Here’s a neat little experiment: for the next 30 seconds, don’t think of a white polar bear.
Okay, now that you’ve failed, let’s ramp it up a bit. Suppose a white polar bear is now chasing you (please, do not actually get yourself into this situation). Do you think if someone told you to not think about the bear, you’d be able to accomplish the task? Not likely. And odds are, if you tried, the damned bear be gnawing on you right soon.
So it is when we, those helpful people, tell those suffering from pain to “not think about it.”
See, there’s this thing called “ironic process theory” as put forth by social psychologist Daniel Wegner. You can read up more on Wikipedia, but the basic idea is the harder you try to suppress a thought, the more persistent the thought becomes. Just as you’ll spend more time thinking about bears when you’re trying not to, so it is when we try to suppress any thought.
Of course, for as hard as it is to not think of something, it certainly is harder when the very thing you’re attempting to mentally avoid is coming right for you or, in the case of pain, already on top of you. And the brain is a sadistic son of a bitch, too. The more you try to forget about it, the more your brain likes to think of every little nuance.

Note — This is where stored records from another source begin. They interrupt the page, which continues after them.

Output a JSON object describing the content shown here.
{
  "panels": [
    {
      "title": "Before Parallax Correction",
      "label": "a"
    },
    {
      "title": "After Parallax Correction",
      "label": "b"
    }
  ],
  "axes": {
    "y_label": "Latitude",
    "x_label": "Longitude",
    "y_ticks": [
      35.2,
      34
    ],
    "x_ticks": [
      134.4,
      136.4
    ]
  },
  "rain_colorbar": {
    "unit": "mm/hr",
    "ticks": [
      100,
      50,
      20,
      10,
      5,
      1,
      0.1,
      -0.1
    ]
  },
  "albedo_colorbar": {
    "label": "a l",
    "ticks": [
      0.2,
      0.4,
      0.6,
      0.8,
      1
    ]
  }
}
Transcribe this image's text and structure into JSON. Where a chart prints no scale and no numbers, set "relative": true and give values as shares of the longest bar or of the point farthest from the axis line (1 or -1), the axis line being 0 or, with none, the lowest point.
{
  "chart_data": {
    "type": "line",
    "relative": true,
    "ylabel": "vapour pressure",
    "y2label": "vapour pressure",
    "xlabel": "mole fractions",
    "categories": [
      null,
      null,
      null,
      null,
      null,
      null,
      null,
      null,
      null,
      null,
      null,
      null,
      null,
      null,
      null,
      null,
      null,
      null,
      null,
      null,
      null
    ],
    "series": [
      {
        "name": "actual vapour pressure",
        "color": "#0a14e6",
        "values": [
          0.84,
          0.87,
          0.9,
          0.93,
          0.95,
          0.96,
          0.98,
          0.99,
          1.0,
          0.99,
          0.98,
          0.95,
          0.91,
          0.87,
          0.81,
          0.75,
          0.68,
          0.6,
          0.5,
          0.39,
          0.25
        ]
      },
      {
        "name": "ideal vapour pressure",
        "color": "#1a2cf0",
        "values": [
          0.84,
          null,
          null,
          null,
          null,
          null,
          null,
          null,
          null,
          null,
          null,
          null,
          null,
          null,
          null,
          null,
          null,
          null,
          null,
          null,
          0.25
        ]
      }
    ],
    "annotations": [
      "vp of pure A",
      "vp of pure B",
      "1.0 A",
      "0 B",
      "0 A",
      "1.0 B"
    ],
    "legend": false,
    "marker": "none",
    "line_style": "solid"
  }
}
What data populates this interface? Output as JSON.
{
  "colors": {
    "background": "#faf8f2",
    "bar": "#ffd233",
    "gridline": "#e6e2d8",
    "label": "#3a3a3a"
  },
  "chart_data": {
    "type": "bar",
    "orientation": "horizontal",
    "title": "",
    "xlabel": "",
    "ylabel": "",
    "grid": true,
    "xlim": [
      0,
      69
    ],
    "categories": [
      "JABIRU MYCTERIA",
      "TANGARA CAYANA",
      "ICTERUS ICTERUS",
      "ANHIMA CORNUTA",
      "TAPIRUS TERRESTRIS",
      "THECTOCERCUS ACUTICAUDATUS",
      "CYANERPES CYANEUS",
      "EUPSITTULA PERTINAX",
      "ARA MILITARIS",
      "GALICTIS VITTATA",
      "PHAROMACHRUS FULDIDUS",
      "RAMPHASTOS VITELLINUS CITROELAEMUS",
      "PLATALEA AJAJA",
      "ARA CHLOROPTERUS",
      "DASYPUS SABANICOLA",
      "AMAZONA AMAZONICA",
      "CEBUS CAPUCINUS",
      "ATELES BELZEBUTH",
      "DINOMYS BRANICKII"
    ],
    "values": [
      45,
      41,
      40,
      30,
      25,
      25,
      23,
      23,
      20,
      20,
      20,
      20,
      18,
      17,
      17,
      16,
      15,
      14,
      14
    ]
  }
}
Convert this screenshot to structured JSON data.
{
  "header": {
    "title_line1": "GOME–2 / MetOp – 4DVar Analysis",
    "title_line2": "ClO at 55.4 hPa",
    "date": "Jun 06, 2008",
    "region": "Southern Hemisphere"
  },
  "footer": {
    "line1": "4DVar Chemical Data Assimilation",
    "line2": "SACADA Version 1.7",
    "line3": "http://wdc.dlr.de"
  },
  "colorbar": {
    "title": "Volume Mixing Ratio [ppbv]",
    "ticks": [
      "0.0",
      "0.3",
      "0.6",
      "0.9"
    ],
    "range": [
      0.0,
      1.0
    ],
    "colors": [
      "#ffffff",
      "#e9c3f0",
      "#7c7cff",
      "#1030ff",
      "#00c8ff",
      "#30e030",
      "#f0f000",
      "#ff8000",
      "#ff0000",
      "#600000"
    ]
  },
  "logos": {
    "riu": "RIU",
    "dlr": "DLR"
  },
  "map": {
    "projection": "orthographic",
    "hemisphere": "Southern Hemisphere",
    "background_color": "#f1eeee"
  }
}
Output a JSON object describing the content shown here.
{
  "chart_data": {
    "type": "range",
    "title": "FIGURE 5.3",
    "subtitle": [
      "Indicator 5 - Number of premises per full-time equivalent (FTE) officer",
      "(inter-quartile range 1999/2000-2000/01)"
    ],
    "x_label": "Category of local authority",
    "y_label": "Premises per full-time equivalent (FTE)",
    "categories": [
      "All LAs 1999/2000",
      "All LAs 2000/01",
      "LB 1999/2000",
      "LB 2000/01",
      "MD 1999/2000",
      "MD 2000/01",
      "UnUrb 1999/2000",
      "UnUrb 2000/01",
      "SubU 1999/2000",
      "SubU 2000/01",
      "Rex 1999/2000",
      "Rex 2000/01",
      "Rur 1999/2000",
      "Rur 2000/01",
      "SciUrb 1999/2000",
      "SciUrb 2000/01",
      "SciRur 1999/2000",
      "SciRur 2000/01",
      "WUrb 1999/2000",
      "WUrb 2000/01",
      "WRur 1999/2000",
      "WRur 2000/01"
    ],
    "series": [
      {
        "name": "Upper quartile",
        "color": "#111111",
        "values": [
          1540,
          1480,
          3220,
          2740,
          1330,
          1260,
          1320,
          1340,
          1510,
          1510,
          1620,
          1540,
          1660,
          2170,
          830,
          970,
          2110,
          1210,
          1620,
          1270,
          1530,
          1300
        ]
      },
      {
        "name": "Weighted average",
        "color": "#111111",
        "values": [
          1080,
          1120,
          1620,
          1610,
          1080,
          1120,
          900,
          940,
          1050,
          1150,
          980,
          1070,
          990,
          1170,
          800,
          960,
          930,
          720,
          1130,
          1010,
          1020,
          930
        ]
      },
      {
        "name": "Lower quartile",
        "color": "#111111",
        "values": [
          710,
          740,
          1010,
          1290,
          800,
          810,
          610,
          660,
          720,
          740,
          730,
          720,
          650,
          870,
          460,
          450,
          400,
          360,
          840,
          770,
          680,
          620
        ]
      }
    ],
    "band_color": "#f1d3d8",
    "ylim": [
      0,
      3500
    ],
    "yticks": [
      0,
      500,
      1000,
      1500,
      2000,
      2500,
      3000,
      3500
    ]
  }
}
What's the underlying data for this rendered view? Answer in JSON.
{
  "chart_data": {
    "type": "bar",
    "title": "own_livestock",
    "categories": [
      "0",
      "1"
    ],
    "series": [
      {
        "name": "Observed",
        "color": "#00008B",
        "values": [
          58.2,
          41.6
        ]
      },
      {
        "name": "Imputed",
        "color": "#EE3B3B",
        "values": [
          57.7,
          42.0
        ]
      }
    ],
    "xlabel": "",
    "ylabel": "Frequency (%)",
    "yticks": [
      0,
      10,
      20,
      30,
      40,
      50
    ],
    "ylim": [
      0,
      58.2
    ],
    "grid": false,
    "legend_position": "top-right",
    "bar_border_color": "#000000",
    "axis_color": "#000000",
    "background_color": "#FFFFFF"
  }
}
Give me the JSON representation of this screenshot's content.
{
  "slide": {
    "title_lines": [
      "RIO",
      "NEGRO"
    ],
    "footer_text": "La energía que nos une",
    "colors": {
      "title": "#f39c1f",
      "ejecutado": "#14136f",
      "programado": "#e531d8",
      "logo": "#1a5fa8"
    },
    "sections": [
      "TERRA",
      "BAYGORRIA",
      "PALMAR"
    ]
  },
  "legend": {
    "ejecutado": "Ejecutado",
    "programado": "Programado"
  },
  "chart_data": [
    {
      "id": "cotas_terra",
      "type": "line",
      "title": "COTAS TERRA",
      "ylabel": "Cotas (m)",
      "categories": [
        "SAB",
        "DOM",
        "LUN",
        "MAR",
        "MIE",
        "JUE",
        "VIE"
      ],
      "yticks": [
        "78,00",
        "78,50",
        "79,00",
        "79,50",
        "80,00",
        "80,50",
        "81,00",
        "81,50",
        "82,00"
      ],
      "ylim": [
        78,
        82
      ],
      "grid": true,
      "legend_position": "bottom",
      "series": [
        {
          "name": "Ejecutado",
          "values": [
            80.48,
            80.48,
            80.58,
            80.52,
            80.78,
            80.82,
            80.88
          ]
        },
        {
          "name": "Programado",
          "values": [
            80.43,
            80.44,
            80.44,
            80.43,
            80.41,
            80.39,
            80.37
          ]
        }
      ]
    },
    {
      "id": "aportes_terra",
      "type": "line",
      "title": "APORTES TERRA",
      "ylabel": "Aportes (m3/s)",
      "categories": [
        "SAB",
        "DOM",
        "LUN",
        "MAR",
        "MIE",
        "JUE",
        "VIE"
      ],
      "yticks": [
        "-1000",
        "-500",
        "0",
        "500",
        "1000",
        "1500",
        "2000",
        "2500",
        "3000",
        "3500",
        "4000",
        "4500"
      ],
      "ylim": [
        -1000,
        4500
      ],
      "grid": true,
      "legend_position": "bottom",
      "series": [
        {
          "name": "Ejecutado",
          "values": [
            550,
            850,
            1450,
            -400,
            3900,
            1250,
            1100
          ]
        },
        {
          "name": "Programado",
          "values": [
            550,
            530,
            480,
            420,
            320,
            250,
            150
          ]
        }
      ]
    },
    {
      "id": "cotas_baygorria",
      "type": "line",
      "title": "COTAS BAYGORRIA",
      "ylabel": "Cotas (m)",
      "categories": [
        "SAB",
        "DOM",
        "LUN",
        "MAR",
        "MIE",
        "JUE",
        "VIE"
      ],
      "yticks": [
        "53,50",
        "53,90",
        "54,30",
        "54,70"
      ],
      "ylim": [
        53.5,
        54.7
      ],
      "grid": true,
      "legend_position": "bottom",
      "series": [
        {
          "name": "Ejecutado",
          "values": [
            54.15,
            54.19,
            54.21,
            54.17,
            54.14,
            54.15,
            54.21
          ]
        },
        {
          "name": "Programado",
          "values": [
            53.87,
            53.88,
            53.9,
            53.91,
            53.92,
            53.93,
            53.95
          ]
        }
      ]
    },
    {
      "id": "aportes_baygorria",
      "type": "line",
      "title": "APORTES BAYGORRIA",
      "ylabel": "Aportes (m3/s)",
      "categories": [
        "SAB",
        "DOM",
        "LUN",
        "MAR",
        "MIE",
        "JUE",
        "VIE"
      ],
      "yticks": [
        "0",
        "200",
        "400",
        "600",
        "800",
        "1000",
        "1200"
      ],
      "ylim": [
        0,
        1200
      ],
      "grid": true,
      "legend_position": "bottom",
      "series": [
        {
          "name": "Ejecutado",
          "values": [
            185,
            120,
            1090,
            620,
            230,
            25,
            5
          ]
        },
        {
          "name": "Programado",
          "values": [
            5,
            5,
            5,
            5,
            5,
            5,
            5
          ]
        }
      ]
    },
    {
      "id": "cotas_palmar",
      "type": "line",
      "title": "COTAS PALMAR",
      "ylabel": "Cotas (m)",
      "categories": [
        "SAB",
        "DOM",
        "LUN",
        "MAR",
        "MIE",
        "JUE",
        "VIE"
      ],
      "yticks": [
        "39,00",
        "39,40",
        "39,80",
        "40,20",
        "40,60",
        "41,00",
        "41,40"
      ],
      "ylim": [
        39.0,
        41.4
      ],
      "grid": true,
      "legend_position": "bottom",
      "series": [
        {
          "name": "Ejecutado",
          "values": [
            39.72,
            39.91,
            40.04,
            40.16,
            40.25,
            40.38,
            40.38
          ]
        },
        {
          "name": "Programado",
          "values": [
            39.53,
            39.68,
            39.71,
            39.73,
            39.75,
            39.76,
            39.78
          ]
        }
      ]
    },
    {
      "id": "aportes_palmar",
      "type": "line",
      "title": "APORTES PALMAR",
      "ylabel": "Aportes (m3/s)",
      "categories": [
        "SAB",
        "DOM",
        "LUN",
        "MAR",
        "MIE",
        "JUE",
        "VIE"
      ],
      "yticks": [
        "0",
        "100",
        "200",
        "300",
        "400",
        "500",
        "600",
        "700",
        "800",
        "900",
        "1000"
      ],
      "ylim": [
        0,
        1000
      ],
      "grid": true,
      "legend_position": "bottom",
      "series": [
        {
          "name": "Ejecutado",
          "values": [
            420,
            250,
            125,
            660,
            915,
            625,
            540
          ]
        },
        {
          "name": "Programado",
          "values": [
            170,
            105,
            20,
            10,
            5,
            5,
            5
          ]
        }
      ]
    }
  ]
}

Alright, so, the point’s been made, but what can we do about it? Unlike the polar bear, unless one is extremely unlucky, we’ll never have to worry about it chasing us every damn day. So long as we don’t actively avoid the thought, nor actively seek it, the worst the bear will be is a passing thought. At best, nothing at all. But pain, chronic pain more so, is different. That tends to stick around. What can we do about that?
Well, not much. However, according to the book The Antidote: Happiness for People Who Can’t Stand Positive Thinking by Oliver Burkeman, the best thing may actually be reflection.
Burkeman wrote that those that tend to think about their own deaths at least a couple minutes everyday become more accepting and at ease with death. Sure, it may not be the most cheerful thing to think about, but the more one reflects on it, the less power the fear of death has over a person. While it won’t exactly lead a person to happily embrace death, it will make it easier when one has to face, either in passing or head on.
Now, this idea can work on anything rather unpleasant. Rather than running away from the pain, reflect on it, even for a few minutes. No, you won’t start looking forward to the pain and it won’t make it any less intense. It’s not about changing how you feel the pain. It’s changing how you feel about the pain. The more emotional calm you have, the easier it is to take and, hell, may even build up some mental resistance towards any pain in general.
Now, simple as it sounds, doesn’t make it easy. It’s not fun to think about unpleasant things. We’d all much rather avoid it, thank you very much. But, like death and most other unpleasant things, pain is unavoidable. No amount of wishful thinking has ever stopped a person’s pain. And it certainly won’t make pain easier to cope with. But if you have no choice either way, the person who can accept the problem with a calm mind will be better off than the person who gets tossed about an emotional storm. Because, really, do you need any more problems when being chased by a polar bear?